Evelyn tersenyum kecil. “Iya, Mas.”
Ia melangkah keluar ruangan. Sementara itu, Arya tetap berdiri di tempatnya, menatap pintu yang sudah tertutup.
“Evelyn…” gumamnya pelan.
“Seandainya kamu tahu… rasa cinta Mas dari dulu tidak pernah berubah sedikit pun.”
Evelyn menebus obat di apotek rumah sakit. Ia menerima bungkusan kecil berisi harapan sekaligus beban.
Di luar, langkahnya melambat.
“Besok harus ngajak Arthur ke sini…” batinnya.
“Entah dia mau atau tidak.”
Setelah membayar obat di apotek, Evelyn melangkah menuju lift. Tangannya masih menggenggam kantong kecil berisi resep dari Arya. Pintu lift menutup perlahan.
Di dalam lift yang sepi, Evelyn bersandar pelan ke dinding kaca.
“Kenapa deg-degan begini, sih…” gumamnya lirih.
Ia menghela napas, mencoba menenangkan diri.
“Sadar, Evelyn. Kamu sudah punya suami.”
Lift sampai di lobi. Evelyn melangkah keluar dan menuju mobil yang sudah menunggu di depan rumah sakit. Pintu dibukakan oleh sopir.
“Ke kantor suami saya, Pak,” ucap Evelyn sambil masuk ke dalam mobil.
“Baik, Mbak Evelyn,” jawab sang sopir.
Mobil mulai melaju perlahan meninggalkan halaman rumah sakit. Evelyn menatap keluar jendela, pikirannya kembali ke ruangan tadi.
“Kenapa jantungku berdetak kencang waktu Mas Arya menyentuh tanganku?” batinnya gelisah.

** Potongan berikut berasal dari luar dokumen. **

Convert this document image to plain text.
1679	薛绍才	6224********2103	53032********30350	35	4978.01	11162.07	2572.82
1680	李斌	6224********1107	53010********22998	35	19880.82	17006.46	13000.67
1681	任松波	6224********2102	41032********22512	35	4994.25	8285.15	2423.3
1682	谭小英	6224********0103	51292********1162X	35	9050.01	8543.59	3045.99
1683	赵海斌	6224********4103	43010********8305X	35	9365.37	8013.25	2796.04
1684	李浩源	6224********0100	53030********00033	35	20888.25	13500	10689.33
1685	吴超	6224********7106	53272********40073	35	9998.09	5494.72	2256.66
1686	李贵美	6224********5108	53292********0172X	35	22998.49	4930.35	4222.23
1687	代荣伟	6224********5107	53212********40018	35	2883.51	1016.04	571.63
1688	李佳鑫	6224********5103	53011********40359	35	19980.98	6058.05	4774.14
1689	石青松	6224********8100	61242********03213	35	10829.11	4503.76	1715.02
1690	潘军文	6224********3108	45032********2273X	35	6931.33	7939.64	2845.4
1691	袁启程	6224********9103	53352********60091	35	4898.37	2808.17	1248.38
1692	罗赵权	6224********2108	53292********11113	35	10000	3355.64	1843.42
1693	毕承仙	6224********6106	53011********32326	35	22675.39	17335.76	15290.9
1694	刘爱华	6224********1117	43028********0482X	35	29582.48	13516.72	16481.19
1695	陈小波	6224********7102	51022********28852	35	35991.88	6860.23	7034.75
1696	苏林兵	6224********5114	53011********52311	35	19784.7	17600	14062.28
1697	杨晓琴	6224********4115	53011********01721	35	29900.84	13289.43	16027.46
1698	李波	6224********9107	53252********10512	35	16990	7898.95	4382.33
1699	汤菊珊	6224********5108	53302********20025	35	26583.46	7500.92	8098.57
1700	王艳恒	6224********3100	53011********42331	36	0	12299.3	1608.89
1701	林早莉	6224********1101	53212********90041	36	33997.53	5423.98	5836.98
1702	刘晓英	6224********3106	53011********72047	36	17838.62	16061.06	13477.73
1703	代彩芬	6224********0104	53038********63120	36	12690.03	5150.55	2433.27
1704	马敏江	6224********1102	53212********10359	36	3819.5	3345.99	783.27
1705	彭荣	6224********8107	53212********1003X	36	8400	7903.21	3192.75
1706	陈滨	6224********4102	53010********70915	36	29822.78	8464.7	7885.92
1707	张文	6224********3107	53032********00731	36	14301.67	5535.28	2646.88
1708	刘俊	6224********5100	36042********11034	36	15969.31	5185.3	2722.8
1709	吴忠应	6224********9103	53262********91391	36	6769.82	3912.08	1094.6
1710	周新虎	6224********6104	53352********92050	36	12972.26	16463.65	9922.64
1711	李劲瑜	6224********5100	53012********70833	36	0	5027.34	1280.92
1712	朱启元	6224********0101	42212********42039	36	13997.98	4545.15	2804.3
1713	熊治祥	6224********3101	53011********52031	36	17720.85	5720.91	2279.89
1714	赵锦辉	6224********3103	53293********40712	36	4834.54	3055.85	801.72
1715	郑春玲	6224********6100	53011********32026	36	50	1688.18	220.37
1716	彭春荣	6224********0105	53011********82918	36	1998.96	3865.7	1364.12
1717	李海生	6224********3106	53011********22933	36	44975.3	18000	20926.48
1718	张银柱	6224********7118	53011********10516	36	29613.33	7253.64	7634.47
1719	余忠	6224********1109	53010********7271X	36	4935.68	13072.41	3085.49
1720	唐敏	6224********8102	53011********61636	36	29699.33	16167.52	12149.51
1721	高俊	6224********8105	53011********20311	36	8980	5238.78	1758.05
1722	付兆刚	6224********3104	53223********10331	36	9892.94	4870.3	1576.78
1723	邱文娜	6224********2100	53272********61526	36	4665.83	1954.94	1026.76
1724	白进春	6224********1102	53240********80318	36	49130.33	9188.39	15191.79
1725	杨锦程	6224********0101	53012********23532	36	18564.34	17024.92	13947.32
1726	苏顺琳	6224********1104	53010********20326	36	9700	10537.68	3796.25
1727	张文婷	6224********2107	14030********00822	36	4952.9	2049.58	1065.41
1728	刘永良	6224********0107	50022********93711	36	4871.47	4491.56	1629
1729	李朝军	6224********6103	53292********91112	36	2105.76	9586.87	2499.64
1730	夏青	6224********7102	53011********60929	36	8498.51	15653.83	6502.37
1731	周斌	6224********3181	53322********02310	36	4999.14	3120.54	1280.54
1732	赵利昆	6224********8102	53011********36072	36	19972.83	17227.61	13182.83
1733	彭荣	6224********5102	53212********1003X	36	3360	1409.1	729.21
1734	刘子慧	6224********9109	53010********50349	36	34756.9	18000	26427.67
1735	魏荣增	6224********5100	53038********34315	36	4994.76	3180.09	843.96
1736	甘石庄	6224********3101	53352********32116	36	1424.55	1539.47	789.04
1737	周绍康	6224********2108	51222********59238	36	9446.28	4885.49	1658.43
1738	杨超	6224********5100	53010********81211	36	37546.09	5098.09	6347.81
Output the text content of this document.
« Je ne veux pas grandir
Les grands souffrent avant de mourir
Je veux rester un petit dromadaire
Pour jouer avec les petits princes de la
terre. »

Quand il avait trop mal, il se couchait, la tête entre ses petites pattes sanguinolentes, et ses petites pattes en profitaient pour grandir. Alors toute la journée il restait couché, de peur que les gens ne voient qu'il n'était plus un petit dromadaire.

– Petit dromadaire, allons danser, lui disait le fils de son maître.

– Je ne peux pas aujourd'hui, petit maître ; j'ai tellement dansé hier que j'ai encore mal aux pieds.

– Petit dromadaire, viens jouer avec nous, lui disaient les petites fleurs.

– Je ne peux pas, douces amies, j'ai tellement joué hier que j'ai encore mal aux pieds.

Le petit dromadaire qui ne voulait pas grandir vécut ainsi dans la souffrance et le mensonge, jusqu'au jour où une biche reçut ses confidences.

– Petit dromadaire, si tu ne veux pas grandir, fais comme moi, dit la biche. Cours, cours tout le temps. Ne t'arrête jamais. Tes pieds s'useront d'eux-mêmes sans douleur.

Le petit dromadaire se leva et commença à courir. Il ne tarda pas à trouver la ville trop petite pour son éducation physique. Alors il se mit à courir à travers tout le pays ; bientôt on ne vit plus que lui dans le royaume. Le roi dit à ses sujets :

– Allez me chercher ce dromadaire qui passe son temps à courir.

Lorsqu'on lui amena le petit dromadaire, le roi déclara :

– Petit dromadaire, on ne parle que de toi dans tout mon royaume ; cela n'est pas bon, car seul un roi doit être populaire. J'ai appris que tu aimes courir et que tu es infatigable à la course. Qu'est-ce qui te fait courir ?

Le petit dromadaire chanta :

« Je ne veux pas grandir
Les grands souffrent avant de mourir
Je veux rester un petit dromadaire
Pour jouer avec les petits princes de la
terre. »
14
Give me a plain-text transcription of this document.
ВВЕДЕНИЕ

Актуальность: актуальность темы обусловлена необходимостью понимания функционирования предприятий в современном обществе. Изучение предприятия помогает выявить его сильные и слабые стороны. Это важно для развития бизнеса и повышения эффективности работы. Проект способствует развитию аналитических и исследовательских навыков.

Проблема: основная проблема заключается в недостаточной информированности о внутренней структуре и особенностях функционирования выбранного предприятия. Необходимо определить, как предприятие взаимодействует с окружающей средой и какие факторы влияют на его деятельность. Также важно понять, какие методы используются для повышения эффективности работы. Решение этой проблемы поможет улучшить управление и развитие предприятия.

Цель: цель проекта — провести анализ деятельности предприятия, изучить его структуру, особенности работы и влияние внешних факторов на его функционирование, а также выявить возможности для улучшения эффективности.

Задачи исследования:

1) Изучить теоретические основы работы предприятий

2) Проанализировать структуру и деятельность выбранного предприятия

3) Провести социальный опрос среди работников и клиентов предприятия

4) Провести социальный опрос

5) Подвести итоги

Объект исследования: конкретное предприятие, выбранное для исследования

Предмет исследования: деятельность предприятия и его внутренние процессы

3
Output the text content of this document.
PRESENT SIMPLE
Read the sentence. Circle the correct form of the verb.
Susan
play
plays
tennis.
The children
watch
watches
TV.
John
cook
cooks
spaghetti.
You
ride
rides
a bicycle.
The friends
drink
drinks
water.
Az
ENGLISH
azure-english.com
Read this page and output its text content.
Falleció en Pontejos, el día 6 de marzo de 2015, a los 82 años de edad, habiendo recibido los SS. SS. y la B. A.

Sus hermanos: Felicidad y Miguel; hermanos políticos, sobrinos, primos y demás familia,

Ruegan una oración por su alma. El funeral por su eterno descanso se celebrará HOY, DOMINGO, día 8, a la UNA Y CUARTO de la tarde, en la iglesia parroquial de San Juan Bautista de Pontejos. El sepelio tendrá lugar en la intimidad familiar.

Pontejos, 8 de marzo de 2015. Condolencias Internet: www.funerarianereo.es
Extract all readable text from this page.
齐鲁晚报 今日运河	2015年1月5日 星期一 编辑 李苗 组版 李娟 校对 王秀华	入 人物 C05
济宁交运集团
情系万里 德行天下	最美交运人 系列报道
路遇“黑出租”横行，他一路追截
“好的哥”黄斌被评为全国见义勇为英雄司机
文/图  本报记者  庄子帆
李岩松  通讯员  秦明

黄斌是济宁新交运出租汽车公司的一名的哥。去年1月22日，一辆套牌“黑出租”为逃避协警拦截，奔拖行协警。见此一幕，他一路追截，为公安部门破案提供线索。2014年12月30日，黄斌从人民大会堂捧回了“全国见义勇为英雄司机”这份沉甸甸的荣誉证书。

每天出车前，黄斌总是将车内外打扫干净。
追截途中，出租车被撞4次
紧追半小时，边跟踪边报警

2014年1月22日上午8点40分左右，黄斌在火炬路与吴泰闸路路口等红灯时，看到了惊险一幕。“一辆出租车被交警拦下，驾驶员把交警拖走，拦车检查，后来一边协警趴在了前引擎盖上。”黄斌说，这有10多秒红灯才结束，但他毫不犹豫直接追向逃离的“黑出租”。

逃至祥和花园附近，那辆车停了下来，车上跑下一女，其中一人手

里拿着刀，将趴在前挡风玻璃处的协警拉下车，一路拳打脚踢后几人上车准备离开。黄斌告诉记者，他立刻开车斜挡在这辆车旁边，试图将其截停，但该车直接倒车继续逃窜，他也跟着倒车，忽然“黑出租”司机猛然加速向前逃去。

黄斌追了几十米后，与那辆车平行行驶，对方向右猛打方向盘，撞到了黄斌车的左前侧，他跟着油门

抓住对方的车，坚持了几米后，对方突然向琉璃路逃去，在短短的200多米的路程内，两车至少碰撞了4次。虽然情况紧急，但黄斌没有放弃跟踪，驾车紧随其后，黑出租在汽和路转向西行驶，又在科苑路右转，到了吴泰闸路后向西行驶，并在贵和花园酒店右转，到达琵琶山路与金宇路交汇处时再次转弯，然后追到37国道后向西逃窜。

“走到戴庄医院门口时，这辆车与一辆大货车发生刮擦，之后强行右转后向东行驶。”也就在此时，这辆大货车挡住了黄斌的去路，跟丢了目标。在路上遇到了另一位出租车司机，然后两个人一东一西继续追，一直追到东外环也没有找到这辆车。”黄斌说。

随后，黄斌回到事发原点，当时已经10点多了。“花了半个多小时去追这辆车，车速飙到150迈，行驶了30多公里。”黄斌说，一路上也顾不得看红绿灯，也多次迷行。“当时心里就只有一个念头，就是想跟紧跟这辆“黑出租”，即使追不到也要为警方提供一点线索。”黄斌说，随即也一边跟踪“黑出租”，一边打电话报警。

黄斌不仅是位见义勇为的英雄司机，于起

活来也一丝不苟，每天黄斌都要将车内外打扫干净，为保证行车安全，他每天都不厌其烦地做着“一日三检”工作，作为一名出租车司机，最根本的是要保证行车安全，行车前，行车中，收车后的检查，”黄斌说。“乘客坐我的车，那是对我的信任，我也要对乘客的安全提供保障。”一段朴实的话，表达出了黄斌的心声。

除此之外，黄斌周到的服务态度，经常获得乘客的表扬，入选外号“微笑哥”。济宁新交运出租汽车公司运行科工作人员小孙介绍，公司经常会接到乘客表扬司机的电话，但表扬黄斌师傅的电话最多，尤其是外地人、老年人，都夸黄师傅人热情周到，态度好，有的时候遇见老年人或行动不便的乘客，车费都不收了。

“Itu cuma sentuhan biasa… dia hanya bilang hati-hati.”
Ia meremas jari-jemarinya sendiri di atas pangkuan.
“Tapi kenapa rasanya seperti bukan sekadar perhatian biasa?”
Evelyn memejamkan mata sebentar.
“Tidak, Evelyn. Kamu sudah bersuami. Arthur adalah suamimu.”
Namun bayangan wajah Arya kembali terlintas. Nada suaranya yang tenang. Tatapannya yang hangat.
“Berhenti… berfikir aneh-aneh,” bisiknya pada diri sendiri.
Mobil terus melaju, membawa Evelyn menuju kantor namun pikirannya masih melayang di ruangan Arya tadi.